Каждого надо было узнать, прежде чем дать ношу по силам и поставить на верное место.
Зотов меж тем возился со своим максимом — единственным, зато его гордостью и моей главной огневой силой, — сколачивал к нему расчёт потолковее, гонял на время, заставлял разбирать и собирать замок с завязанными глазами.
Я подходил, смотрел. Замок у максима — штука капризная, не приладишь как надо личинку, и заклинит на третьей ленте, в самый неподходящий час. Зотов гонял своих до того, чтоб руки сами находили винт в темноте, на ощупь.
Учил беречь воду в кожухе — без воды ствол раскаляется и сядет, а воды на позиции взять негде, — учил подавать ленту ровно, без перекоса, не дёргать. Запасной ствол да замок, снятые с того побитого собрата, коробки с лентами, маслёнку он держал при себе и считал, как скупой казну.

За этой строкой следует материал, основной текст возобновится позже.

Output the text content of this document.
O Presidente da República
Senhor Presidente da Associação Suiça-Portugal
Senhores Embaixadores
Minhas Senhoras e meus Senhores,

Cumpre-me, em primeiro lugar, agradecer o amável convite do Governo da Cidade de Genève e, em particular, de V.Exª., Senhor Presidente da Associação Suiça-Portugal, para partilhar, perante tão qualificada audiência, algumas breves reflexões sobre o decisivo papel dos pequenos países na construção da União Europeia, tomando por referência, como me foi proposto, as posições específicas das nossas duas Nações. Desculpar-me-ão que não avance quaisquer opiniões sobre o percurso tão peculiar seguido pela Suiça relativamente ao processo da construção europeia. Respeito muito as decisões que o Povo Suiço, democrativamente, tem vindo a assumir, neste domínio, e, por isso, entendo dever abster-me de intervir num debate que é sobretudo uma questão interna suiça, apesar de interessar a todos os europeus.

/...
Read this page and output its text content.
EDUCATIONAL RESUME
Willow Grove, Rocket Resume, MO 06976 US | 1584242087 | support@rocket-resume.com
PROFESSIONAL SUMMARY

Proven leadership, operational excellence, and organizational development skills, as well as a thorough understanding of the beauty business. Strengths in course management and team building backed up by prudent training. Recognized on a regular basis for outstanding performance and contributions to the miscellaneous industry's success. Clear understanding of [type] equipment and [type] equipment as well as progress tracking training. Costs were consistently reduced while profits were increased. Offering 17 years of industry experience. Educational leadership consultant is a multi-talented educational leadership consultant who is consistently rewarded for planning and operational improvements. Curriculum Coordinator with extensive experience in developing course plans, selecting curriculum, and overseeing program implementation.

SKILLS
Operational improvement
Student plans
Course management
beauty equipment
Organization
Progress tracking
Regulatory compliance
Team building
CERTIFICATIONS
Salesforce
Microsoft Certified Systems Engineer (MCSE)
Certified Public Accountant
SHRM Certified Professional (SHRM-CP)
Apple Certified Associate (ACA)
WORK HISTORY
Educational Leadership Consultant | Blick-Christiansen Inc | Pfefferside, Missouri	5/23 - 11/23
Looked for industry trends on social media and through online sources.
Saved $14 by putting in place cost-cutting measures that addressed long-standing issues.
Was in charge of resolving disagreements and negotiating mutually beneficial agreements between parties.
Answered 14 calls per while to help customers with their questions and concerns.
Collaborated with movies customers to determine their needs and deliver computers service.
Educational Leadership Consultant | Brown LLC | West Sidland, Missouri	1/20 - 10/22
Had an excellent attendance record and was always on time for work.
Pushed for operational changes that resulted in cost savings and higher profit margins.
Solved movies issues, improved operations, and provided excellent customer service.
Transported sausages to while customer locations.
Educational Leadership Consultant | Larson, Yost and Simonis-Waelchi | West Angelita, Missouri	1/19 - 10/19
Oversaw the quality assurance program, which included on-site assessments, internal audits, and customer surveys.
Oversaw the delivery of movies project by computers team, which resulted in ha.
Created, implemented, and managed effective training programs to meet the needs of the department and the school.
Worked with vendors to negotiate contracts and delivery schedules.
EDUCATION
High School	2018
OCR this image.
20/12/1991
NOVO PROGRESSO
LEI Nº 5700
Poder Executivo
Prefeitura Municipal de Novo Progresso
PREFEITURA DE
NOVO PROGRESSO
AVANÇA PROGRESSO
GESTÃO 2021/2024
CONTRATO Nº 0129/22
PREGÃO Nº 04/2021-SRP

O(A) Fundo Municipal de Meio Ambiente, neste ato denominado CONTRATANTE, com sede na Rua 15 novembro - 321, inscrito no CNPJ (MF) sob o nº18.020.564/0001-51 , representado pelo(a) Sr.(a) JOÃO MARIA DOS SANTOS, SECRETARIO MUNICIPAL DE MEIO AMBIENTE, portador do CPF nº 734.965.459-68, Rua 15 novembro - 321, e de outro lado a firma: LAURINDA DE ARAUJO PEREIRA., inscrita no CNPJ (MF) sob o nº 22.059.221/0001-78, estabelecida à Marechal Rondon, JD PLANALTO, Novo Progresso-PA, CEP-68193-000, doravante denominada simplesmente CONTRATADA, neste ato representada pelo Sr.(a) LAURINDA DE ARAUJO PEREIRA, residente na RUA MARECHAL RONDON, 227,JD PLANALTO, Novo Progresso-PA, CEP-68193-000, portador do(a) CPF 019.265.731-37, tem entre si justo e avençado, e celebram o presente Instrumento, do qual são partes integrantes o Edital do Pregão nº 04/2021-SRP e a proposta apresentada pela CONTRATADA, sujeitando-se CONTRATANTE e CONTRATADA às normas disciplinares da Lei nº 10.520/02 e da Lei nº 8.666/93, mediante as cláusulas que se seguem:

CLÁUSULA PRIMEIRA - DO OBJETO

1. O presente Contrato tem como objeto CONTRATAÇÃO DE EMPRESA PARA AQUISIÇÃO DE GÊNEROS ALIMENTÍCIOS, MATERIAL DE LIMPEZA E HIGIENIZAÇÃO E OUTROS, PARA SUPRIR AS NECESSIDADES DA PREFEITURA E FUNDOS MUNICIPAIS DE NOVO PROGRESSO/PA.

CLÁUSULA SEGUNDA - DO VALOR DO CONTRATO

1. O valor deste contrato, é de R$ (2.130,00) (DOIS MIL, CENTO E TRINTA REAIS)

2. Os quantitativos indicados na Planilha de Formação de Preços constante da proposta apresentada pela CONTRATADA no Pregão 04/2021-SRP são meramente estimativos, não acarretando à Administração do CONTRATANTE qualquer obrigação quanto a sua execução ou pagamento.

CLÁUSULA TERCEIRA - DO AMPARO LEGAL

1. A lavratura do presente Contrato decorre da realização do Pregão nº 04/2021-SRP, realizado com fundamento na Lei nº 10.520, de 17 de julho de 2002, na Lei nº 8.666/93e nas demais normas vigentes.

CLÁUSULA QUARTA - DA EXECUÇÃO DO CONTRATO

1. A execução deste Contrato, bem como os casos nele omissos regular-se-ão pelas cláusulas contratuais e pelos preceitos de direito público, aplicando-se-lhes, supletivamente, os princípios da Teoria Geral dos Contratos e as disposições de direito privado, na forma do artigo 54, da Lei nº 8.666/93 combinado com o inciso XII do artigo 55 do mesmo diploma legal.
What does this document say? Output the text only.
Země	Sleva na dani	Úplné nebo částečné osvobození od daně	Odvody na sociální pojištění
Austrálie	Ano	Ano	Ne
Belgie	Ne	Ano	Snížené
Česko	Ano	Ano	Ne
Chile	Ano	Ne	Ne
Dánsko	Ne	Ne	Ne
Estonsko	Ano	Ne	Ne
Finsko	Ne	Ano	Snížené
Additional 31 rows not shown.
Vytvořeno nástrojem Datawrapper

К Прошке он приглядывался особо: парнишка оказался смышлёным, схватывал на лету, и Зотов, не говоря худого слова, мало-помалу прибрал его к пулемёту вторым номером. Раз только, когда Прошка перекосил ленту, Зотов молча отвёл его руку, поправил сам и постучал чёрным ногтем по приёмнику — гляди, мол, сюда. И всё.
Прошка, ещё вчера трясшийся от страха, теперь ходил гоголем, гордый доверенным делом, и за обедом норовил сесть поближе к своему максиму, будто боялся, что отнимут.
К концу недели полуроту было не узнать. Не то чтобы она стала войском — войском за неделю не становятся, — но каша спеклась, схватилась, как схватывается на первом морозе осенняя слякоть, обретая твёрдость.
Зелёные перестали шарахаться от собственной тени, выучились копать, падать, перебегать, держать строй и слушать команду с полуслова. Старики приняли их, обтесали, разобрали по-братски под свою опеку. Меж людьми протянулись те незримые нити, что и держат часть в бою крепче всякого устава и приказа: вот этот за того в огонь пойдёт не задумываясь, а тот этого собой прикроет.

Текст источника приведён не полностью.